Hynes’ research turned up conflicting representations of songs and conversations in Lomax’s notes. In one instance, when she listened to the recording to try to understand a particular contradiction, she found that Lomax had embellished the story and dialect of a prisoner and even called him a racially insensitive name.
“Now the project has really become me wanting to look at these recordings and the way they were notated and published, and finding places where there are discrepancies,” Hynes said, “and in some cases, discrepancies that show instances of racism or sexism.”
After finishing her master’s thesis this spring, she will begin work on her Ph.D. and has decided to focus on women’s prison music because so little scholarship exists on the topic. This past summer she was surprised to find in the Library of Congress nearly 70 women’s prison music recordings from four Southern women’s prisons. It strengthened her resolve to bring these neglected stories to light.
Hynes grew up in rural Minnesota, which may sound far removed from the songs of the South that she studies, but she said she finds it easy to discuss the country and folk melodies with her family.
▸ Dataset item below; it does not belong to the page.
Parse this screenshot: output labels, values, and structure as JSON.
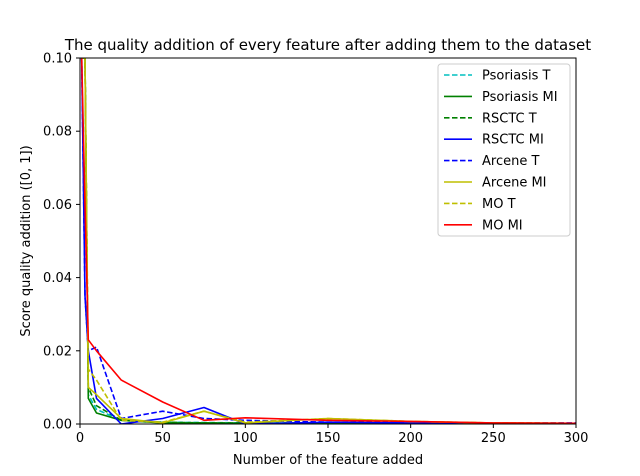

The fact that many of Hynes’ older family members grew up with these songs speaks to the pervasiveness of folklorists’ canonization of folk songs in the 20th century.
Hynes hopes that her research will touch real people’s lives and extend beyond the academy.
“I want people to be able to go to a website, look at the maps, listen to all of these different recordings and see if there’s a connection there,” she said. “I think that the subjects of musicological study don’t have to be people who were necessarily famous — these people still contributed to history.”